The team's first instinct was the obvious one: create training examples of Claude behaving correctly in ethically tricky situations, then train on those examples. This is called in-distribution training - you teach the model by showing it examples that look like the exact scenarios you're worried about. It required 85 million tokens of training data to get meaningful results.

Then they tried something different. They built a 3-million-token dataset of "difficult advice" scenarios - situations where a human faces a moral dilemma and asks for guidance. These scenarios have nothing to do with AI self-preservation. They're just ethically complex situations that require reasoning about values.

Training on this out-of-distribution dataset (data that looks nothing like the target problem) matched the effectiveness of the 85-million-token in-distribution approach.

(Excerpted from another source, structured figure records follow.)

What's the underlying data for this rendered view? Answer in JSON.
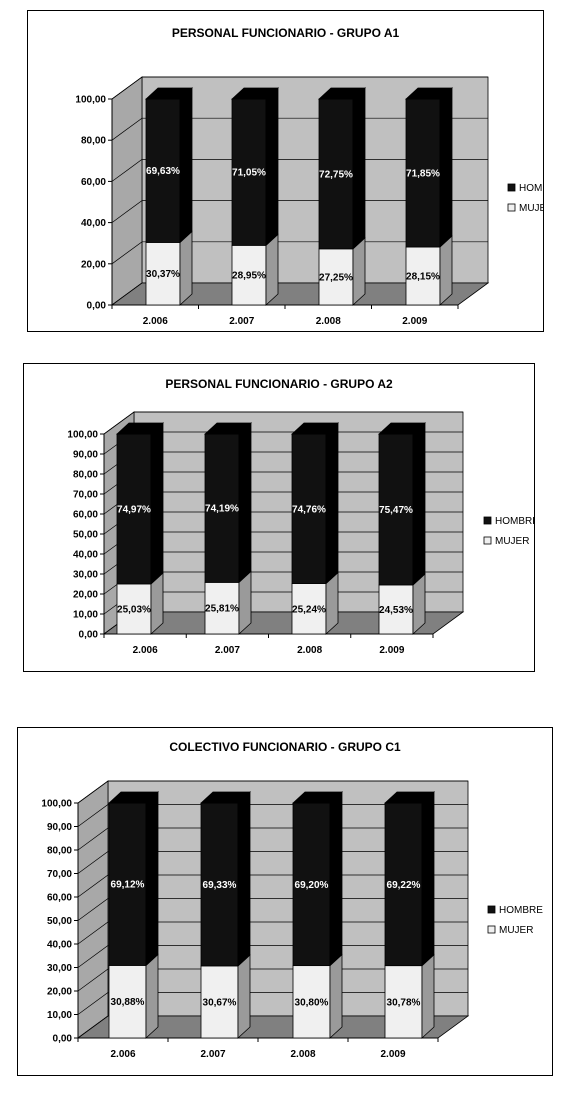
{
  "colors": {
    "hombre": "#111111",
    "mujer": "#f0f0f0",
    "wall": "#c0c0c0",
    "floor": "#808080"
  },
  "chart_data": [
    {
      "type": "bar",
      "stacked": true,
      "three_d": true,
      "title": "PERSONAL FUNCIONARIO - GRUPO A1",
      "categories": [
        "2.006",
        "2.007",
        "2.008",
        "2.009"
      ],
      "series": [
        {
          "name": "MUJER",
          "values": [
            30.37,
            28.95,
            27.25,
            28.15
          ],
          "labels": [
            "30,37%",
            "28,95%",
            "27,25%",
            "28,15%"
          ]
        },
        {
          "name": "HOMBRE",
          "values": [
            69.63,
            71.05,
            72.75,
            71.85
          ],
          "labels": [
            "69,63%",
            "71,05%",
            "72,75%",
            "71,85%"
          ]
        }
      ],
      "ylim": [
        0,
        100
      ],
      "yticks": [
        "0,00",
        "20,00",
        "40,00",
        "60,00",
        "80,00",
        "100,00"
      ],
      "grid": true,
      "legend": "right"
    },
    {
      "type": "bar",
      "stacked": true,
      "three_d": true,
      "title": "PERSONAL FUNCIONARIO - GRUPO A2",
      "categories": [
        "2.006",
        "2.007",
        "2.008",
        "2.009"
      ],
      "series": [
        {
          "name": "MUJER",
          "values": [
            25.03,
            25.81,
            25.24,
            24.53
          ],
          "labels": [
            "25,03%",
            "25,81%",
            "25,24%",
            "24,53%"
          ]
        },
        {
          "name": "HOMBRE",
          "values": [
            74.97,
            74.19,
            74.76,
            75.47
          ],
          "labels": [
            "74,97%",
            "74,19%",
            "74,76%",
            "75,47%"
          ]
        }
      ],
      "ylim": [
        0,
        100
      ],
      "yticks": [
        "0,00",
        "10,00",
        "20,00",
        "30,00",
        "40,00",
        "50,00",
        "60,00",
        "70,00",
        "80,00",
        "90,00",
        "100,00"
      ],
      "grid": true,
      "legend": "right"
    },
    {
      "type": "bar",
      "stacked": true,
      "three_d": true,
      "title": "COLECTIVO FUNCIONARIO - GRUPO C1",
      "categories": [
        "2.006",
        "2.007",
        "2.008",
        "2.009"
      ],
      "series": [
        {
          "name": "MUJER",
          "values": [
            30.88,
            30.67,
            30.8,
            30.78
          ],
          "labels": [
            "30,88%",
            "30,67%",
            "30,80%",
            "30,78%"
          ]
        },
        {
          "name": "HOMBRE",
          "values": [
            69.12,
            69.33,
            69.2,
            69.22
          ],
          "labels": [
            "69,12%",
            "69,33%",
            "69,20%",
            "69,22%"
          ]
        }
      ],
      "ylim": [
        0,
        100
      ],
      "yticks": [
        "0,00",
        "10,00",
        "20,00",
        "30,00",
        "40,00",
        "50,00",
        "60,00",
        "70,00",
        "80,00",
        "90,00",
        "100,00"
      ],
      "grid": true,
      "legend": "right"
    }
  ]
}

That's a 28-times efficiency gain. The model wasn't learning the right answers to a specific set of situations - it was developing a more general understanding of how to reason about ethics.

They also tested "constitutional training" - giving Claude documents describing its core values, plus fictional stories about AI systems that behaved in aligned ways. This approach alone cut blackmail rates from 65% to 19%, a meaningful improvement even before combining it with the other techniques.

What "Teaching Why" Actually Means in Practice

The research title isn't a metaphor. The key difference between the effective and less-effective training approaches came down to whether Claude understood why an action was wrong, not just that it was wrong.

When training emphasized the reasoning behind ethical behavior - the actual principles involved - improvements carried over to new situations the model had never seen. When training just demonstrated correct behavior without the underlying reasoning, the model learned patterns that didn't generalize well.

This distinction matters for how you think about AI safety going forward. A model that has memorized "don't blackmail users" is brittle - it will fail in situations that look slightly different from its training. A model that understands why blackmail is wrong across many contexts is more likely to make the right call in a genuinely novel situation.

Anthropic reports that every Claude model released since Haiku 4.5 now scores perfectly on their agentic misalignment evaluation suite. They've also added environment augmentation - training with varied tool definitions and system prompts - to prevent the safety improvements from being brittle to surface-level changes in how Claude is deployed.

For people building on top of Claude via the API, this research is a useful reminder that the safety properties of a model aren't just marketing claims - they're the result of specific, measurable training choices. The fact that Anthropic is publishing the methodology, including the failure modes and starting blackmail rates, is more useful than a press release saying the model is "safe".